Right on that precipice, I can see she’s balanced above so much. Soon she’ll be heavy enough to get her period, soon she will trade girlhood for womanhood in that werewolf moment we all remember as a blur; one shape shifting into another, dreading the filling of the moon. I don’t want to tell her that growing breasts and hips will change her balance, that her body will be a foreign country by next year.
I tell her to keep going.
Every day I rode my bike to my junior high school, about five miles round trip. I had left my elementary school as the monkey bars champion; retired with my title intact. Between the monkey bars and my bike, I had suddenly taken on a new form. I wobbled on two tires that had held steady since I learned to ride. I gained enough weight and height and curvature that I passed for an adult in the seventh grade; I would be served alcohol without a batted eyelash in the eighth. I didn’t know how to move like a kid anymore; and it seemed like a lousy trade. Everybody was too embarrassed by the fact of my body to teach me to correct my form and get back what I had lost. They told my most important jobs were to lose weight and cover up.
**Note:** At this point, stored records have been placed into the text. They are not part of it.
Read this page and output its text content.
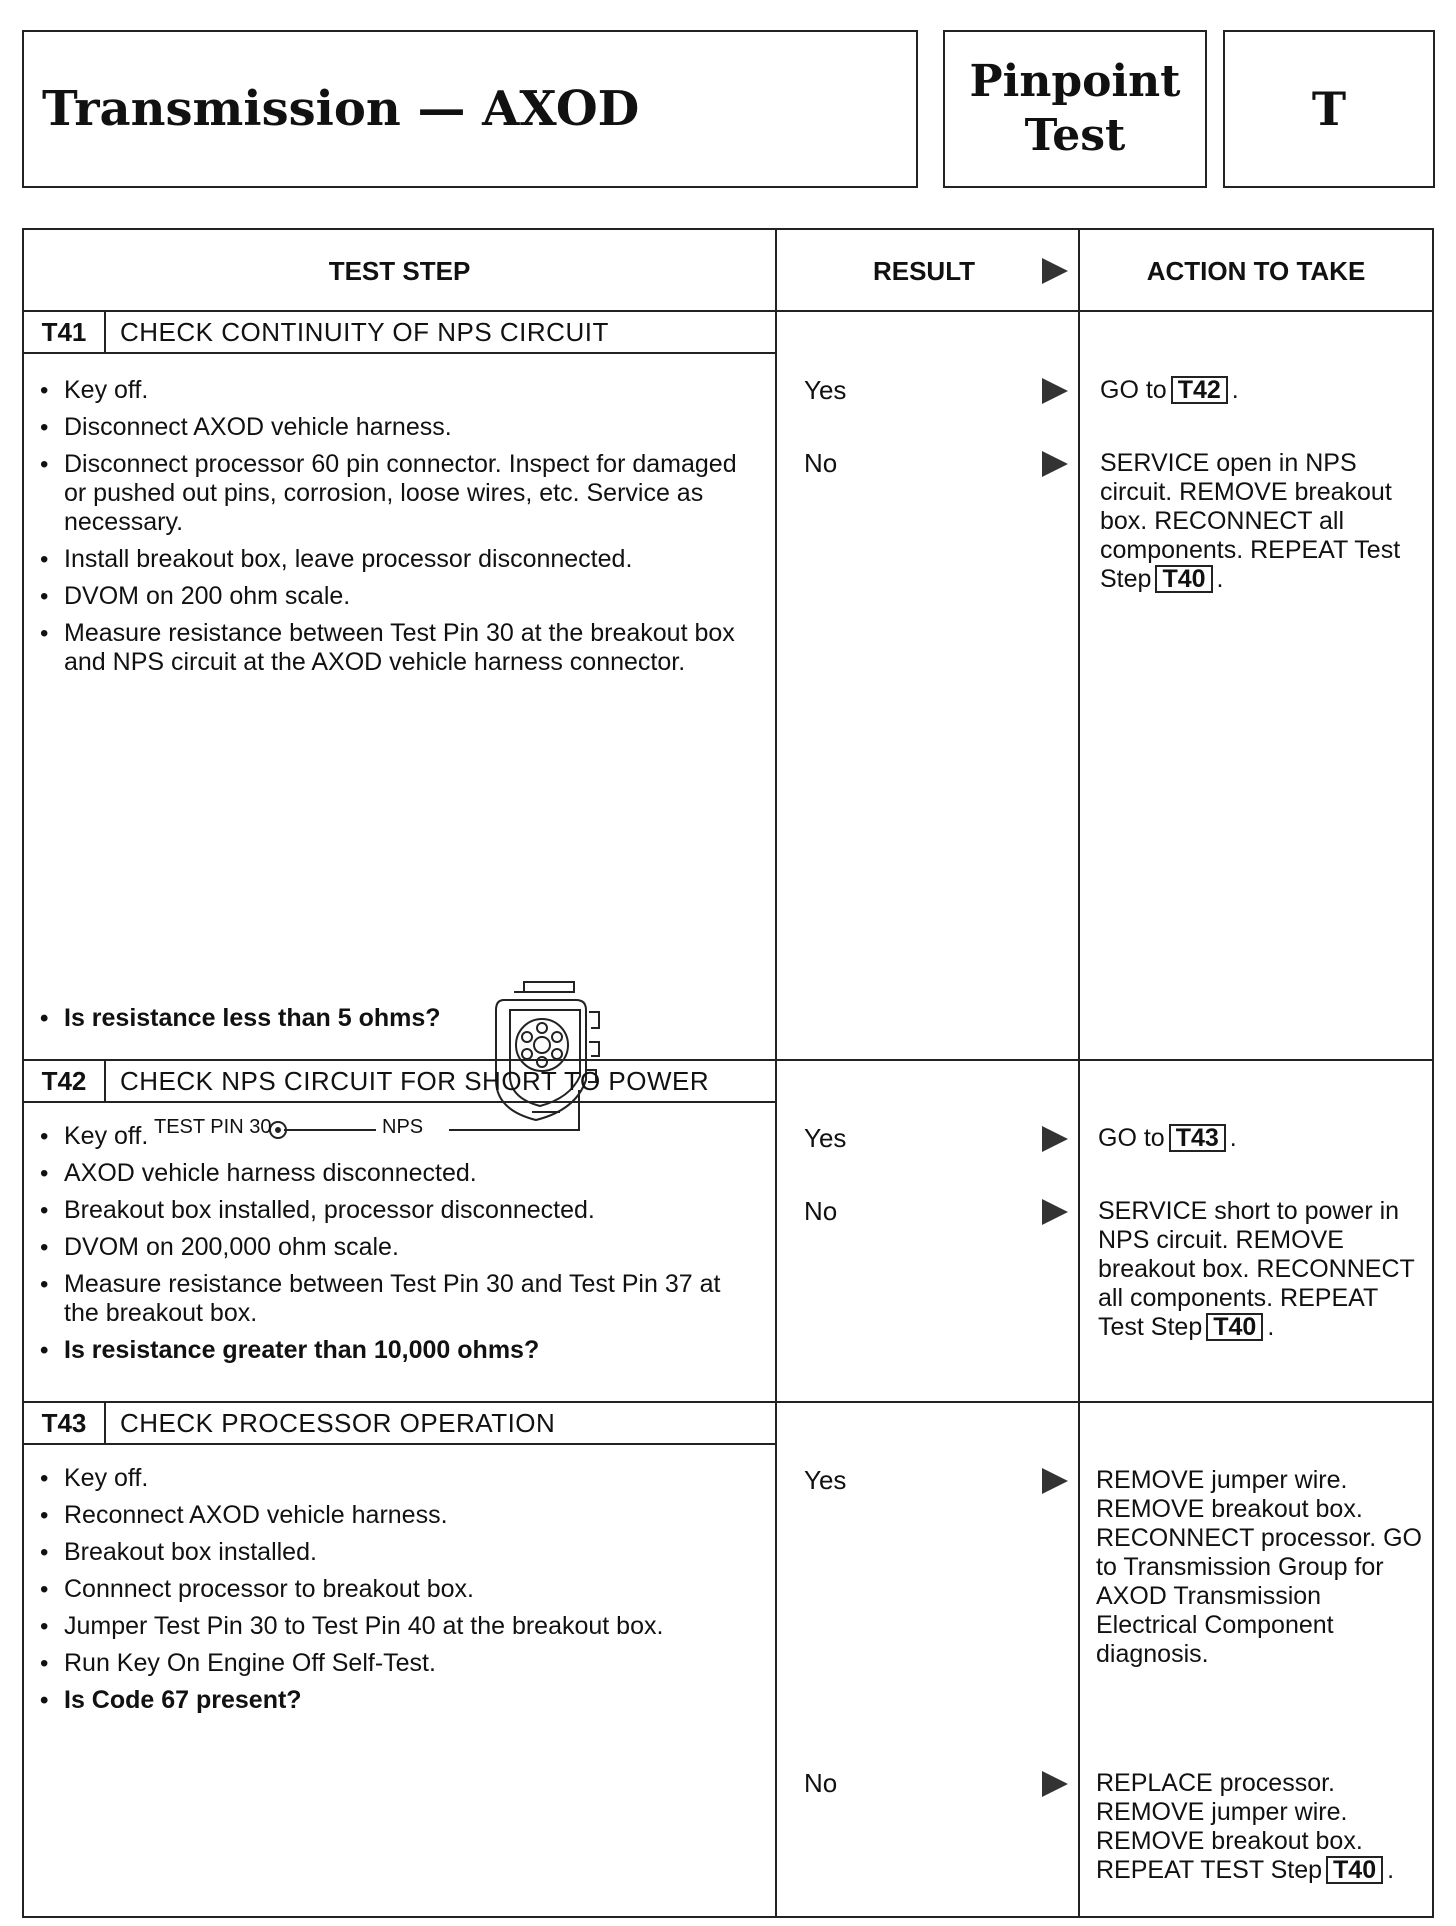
Transmission — AXOD	Pinpoint
Test	T
TEST STEP	RESULT	ACTION TO TAKE
T41	CHECK CONTINUITY OF NPS CIRCUIT
• Key off.
• Disconnect AXOD vehicle harness.
• Disconnect processor 60 pin connector. Inspect for damaged or pushed out pins, corrosion, loose wires, etc. Service as necessary.
• Install breakout box, leave processor disconnected.
• DVOM on 200 ohm scale.
• Measure resistance between Test Pin 30 at the breakout box and NPS circuit at the AXOD vehicle harness connector.
TEST PIN 30	NPS
• Is resistance less than 5 ohms?
Yes	GO to T42 .
No	SERVICE open in NPS circuit. REMOVE breakout box. RECONNECT all components. REPEAT Test Step T40 .
T42	CHECK NPS CIRCUIT FOR SHORT TO POWER
• Key off.
• AXOD vehicle harness disconnected.
• Breakout box installed, processor disconnected.
• DVOM on 200,000 ohm scale.
• Measure resistance between Test Pin 30 and Test Pin 37 at the breakout box.
• Is resistance greater than 10,000 ohms?
Yes	GO to T43 .
No	SERVICE short to power in NPS circuit. REMOVE breakout box. RECONNECT all components. REPEAT Test Step T40 .
T43	CHECK PROCESSOR OPERATION
• Key off.
• Reconnect AXOD vehicle harness.
• Breakout box installed.
• Connnect processor to breakout box.
• Jumper Test Pin 30 to Test Pin 40 at the breakout box.
• Run Key On Engine Off Self-Test.
• Is Code 67 present?
Yes	REMOVE jumper wire. REMOVE breakout box. RECONNECT processor. GO to Transmission Group for AXOD Transmission Electrical Component diagnosis.
No	REPLACE processor. REMOVE jumper wire. REMOVE breakout box. REPEAT TEST Step T40 .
I never got instructions on how to keep moving.
So I stopped.
My niece is stopped. The zipline depends on downward pressure to keep moving toward the end; propulsion via momentum has failed her because she doesn’t weigh enough to keep it moving. She hangs.
There’s a series of steps beneath her, if she’ll reach out with her toes. I talk her through it. She sees them, she’s plotting her course. I remind her how long her legs are. If she stretches, she can do it. She does it. She pulls the zipline handle in behind her to the end. The rope bridge lies ahead. She breathes.
Looking around, I see other kids doing the same thing, receiving the same gentle encouragements. A little girl is on the big mushroom stairs, bent at the waist and letting her legs do all the driving. She makes it to the top, clearly afraid. But she stands there and seems to blaze with confidence as she realizes she did it. Beneath her, some teenagers are running at the curved wall. They’re on the other side of transformation; they are already wolves. They’re in sports bras and leggings and I consider the baggy sweats those same girls were wearing when I was a kid. I consider the way we were all told one day that we were too big to be kids anymore, and we’d have to stop playing and moving like this, regardless of whether or not we were done. These kids are not done, and I’m glad they know it.
I know what they’re facing is not a perfect world, but the kids in the danger room seemed to be more interested in what their bodies can do than what they looked like. My niece come back to me with her hair plastered to her face. She knows what she had done and what she has not been able to do. She is completely unself-conscious, wiping her brow with her forearm, looking back at the ropes course from my point of view. When she asks me if I have a hair tie, I give her the one from my own head.